You’re vaguely aware of a commotion on the road above but, when you raise yourself, you see only the silhouette of a coffin resting on the hedgetop and four shadowy, black-clad figures pushing their way down through the thicket.

They’re coming straight for you and, Good God, it’s either a surrealist nightmare or you’ve died a samaritan in a bog. The Old Man’s still up in the Cortina looking like dried tea leaves or bouillon powder or some other damned gourmet edible and he’ll never make Crocknasmug and your mother will never will never forgive the unpardonable sin.

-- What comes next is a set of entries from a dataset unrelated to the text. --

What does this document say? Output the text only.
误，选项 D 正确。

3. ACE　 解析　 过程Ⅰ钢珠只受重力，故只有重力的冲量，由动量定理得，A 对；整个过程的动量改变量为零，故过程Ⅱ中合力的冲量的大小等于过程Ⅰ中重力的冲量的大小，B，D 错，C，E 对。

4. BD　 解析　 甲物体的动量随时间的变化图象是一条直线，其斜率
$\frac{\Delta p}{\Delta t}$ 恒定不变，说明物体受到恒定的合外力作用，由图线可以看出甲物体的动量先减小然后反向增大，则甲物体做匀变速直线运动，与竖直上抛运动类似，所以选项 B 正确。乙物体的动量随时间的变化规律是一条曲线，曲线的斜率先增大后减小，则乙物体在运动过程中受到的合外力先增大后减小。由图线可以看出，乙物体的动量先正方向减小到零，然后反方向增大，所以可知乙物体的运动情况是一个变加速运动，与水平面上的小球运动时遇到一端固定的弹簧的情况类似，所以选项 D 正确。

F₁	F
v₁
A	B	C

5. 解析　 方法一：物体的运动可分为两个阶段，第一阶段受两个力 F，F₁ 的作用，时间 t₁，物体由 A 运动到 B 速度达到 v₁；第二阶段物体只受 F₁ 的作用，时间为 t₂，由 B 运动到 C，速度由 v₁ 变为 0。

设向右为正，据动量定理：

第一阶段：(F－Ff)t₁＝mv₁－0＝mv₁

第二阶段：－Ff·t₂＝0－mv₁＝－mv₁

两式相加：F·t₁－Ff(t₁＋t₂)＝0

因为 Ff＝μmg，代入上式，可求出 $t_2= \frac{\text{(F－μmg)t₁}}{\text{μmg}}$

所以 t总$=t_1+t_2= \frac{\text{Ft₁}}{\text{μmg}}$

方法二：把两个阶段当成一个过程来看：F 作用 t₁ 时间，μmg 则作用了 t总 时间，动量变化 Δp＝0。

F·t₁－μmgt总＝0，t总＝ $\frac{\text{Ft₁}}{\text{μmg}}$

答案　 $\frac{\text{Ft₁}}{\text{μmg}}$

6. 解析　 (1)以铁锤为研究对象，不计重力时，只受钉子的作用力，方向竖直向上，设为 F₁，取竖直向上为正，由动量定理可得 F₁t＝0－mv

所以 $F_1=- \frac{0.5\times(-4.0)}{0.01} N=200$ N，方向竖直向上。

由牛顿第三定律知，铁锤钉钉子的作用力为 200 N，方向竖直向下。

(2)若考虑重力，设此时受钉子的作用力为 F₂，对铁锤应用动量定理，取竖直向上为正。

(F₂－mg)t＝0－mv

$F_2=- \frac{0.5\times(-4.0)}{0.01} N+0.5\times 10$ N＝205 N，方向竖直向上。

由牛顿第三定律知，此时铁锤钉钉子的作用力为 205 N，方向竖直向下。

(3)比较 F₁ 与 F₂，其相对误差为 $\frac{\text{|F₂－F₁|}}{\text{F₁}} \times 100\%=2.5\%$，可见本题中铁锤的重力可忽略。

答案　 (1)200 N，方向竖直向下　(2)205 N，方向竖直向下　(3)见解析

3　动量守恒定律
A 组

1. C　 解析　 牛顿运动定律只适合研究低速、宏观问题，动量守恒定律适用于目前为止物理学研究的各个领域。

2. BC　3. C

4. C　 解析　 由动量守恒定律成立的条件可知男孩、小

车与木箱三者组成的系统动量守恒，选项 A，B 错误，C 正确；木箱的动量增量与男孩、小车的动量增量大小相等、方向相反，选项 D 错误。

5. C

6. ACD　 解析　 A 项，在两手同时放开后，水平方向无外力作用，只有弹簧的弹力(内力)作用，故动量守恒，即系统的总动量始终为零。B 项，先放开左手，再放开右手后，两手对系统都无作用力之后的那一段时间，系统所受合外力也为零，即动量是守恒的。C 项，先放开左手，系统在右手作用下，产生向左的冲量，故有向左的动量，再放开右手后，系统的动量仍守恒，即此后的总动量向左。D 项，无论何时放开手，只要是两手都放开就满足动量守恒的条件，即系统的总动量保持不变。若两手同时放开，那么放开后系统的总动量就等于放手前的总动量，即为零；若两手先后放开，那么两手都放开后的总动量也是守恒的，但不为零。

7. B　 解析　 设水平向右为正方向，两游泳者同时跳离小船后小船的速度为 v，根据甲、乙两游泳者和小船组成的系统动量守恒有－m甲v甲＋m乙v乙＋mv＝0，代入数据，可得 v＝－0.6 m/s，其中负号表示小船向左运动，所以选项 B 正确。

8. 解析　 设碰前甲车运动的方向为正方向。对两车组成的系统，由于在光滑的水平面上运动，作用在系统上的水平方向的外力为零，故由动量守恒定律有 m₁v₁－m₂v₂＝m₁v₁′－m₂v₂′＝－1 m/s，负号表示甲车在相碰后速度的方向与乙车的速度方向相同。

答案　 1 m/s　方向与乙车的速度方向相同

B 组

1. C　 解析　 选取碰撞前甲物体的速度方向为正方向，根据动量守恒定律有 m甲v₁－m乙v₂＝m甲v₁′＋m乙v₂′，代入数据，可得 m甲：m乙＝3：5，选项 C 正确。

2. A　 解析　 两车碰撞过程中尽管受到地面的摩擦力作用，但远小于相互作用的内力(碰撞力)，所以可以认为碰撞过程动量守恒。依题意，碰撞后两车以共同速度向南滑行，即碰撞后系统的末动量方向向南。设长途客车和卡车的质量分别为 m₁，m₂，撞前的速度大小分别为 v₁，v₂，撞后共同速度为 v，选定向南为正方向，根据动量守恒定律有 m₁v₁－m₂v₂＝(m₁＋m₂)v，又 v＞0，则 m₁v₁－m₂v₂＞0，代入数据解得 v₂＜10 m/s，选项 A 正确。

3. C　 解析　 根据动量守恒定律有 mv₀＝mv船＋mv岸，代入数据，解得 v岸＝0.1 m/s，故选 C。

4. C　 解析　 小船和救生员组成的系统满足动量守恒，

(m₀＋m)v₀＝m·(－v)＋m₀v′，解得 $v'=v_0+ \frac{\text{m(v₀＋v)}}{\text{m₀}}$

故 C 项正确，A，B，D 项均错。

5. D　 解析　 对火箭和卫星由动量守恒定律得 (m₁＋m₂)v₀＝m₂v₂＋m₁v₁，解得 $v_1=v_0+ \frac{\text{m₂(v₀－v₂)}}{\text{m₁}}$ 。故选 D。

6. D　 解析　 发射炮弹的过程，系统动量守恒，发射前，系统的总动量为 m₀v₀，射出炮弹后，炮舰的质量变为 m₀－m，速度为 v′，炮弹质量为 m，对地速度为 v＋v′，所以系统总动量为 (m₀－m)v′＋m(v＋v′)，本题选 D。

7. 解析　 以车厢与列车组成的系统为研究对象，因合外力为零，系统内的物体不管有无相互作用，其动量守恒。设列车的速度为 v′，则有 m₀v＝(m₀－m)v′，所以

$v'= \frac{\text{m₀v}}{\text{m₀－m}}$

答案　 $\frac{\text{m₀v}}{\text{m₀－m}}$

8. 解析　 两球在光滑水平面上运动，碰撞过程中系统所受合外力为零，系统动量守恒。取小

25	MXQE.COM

Four variations of the O’Doherty face stand above staring fixedly into your O’Doherty face. You’re waiting for someone to speak or to strike up “The Last Post”, but no one does. Instead the bearers shift you onto a plywood board and manoeuvre back up to a hearse very like the one you saw at Shannon with the wrap-around glass. You see the holy family from the accident ushered into a waiting ambulance and a crowd of curious, solemn passers-by whispering and admiring the workmanship of the ornate casket.

The nurse in charge tells one of the bearers that you should be seen to in hospital, but he answers “He will not. He’s one of our own and he’ll be going home with us – home to Crocknasmug for a grand wake and a funeral, please God.”

You’re still confused. Can’t seem to work out the scenario at all. But one of the men in black who calls himself your uncle works it out for you. “We were instructed to collect Michael’s body at Shannon and to follow you with this Chinese box full of ashes back to Crocknasmug. The way it was, Michael thought you serious, too much into the books. He wanted you to have a good story to remember him by. It was what he loved most – a good story.”

With that he pops the lid off the tea canister and broadcasts the ashes over the bog. “El Productos, they were, weren’t they?” He laughs. You laugh with him.